Other important components of the AMLAS methodology were not addressed in this project, including data management and model deployment testing ‘in the field’, which are also two crucial components of the TPLC. The data management process includes activities such as evaluating the data balance, accuracy and completeness, which was detailed in the original AI Clinician publication.6 As the aim for model deployment testing is to gather further safety evidence to support the transition towards operational evaluation and use of the system, it is best carried out following further retrospective model validation.
An emerging new avenue in the field is to augment AI models so that they can quantify their own confidence or uncertainty over their recommendations.19 Going forward, it may be helpful to algorithmically combine the communication of uncertainty that a system has about itself, which reflects the risk of unwanted behaviour as we have shown in other domains of risk-aware control by medical devices,20 with its safety features, that we have shown here.

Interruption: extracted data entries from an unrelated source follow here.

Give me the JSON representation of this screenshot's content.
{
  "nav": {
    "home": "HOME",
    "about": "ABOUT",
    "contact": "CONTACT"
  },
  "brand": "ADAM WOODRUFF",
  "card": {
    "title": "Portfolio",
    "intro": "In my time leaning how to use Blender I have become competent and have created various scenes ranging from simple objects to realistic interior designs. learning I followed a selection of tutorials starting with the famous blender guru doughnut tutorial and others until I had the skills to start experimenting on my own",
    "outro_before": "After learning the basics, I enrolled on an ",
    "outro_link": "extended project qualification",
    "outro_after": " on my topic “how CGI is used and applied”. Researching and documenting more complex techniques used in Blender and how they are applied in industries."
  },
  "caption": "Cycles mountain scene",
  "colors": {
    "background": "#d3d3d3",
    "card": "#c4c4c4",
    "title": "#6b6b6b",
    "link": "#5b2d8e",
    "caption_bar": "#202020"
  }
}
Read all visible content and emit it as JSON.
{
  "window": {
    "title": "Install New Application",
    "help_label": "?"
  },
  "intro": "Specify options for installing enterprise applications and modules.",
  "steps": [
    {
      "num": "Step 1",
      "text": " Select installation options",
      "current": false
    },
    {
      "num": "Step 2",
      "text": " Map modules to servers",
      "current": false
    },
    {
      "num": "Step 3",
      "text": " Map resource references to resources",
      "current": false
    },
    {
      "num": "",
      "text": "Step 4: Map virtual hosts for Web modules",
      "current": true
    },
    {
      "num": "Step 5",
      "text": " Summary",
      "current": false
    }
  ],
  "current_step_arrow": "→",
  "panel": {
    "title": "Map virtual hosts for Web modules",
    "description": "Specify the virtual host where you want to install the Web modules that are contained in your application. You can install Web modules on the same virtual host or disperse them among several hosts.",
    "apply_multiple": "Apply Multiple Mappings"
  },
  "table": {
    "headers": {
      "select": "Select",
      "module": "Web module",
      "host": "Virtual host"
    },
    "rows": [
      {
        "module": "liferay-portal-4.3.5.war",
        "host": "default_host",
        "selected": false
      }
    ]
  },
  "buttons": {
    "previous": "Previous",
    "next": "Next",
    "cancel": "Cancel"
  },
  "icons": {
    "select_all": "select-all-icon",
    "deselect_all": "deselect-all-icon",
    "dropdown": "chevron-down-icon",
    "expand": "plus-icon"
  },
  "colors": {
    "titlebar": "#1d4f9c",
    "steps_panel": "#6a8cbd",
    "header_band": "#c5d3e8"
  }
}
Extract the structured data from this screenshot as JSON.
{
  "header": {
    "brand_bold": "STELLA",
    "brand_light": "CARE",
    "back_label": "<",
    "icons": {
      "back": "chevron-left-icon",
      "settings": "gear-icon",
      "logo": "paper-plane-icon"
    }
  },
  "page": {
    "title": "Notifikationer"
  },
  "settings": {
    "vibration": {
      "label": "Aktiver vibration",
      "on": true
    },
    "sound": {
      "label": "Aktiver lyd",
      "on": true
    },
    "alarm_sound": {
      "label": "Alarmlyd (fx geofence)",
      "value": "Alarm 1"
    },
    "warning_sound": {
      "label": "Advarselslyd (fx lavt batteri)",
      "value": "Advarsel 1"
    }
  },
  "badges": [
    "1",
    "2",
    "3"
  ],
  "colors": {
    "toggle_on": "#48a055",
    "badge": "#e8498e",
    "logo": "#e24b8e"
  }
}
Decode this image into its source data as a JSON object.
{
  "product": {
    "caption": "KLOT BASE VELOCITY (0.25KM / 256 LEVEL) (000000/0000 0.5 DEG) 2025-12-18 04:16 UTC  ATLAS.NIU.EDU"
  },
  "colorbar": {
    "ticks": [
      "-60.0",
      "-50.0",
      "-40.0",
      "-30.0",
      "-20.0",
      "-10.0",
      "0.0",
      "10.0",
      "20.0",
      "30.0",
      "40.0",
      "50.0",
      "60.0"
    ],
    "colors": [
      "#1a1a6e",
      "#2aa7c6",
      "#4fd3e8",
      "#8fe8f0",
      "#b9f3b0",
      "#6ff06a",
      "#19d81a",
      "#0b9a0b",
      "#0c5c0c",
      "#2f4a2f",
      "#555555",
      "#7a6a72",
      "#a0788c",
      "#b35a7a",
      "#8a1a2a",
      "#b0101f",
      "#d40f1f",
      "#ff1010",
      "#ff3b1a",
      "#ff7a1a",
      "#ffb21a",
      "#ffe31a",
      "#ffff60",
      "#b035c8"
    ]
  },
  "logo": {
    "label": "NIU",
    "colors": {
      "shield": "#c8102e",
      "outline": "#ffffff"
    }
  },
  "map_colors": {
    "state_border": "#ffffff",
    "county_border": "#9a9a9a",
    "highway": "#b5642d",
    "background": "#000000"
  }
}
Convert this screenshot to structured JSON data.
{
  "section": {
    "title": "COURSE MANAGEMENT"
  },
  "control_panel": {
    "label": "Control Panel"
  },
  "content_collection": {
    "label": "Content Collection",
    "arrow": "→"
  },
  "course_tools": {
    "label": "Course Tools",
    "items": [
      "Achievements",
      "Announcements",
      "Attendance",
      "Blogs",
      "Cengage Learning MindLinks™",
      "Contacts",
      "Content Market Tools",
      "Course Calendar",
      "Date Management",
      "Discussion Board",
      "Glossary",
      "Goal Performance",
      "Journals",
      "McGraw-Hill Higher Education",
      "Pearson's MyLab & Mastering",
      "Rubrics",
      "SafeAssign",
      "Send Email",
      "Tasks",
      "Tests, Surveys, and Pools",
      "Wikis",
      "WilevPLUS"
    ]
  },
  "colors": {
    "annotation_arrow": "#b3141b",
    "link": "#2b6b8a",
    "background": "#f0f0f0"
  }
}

Before widespread clinical adoption, more work is required to further assess the tool in its operational clinical context and submit it to the appraisal of bedside practitioners. Particularly, end users’ decision to act on or dismiss AI recommendations may be attached to some human-centred AI design characteristics and the degree of AI explainability.21 22 Human factor aspects are central in AI-based decision support systems in safety critical applications,23 prompting us to keep actively engineering safety into AI systems.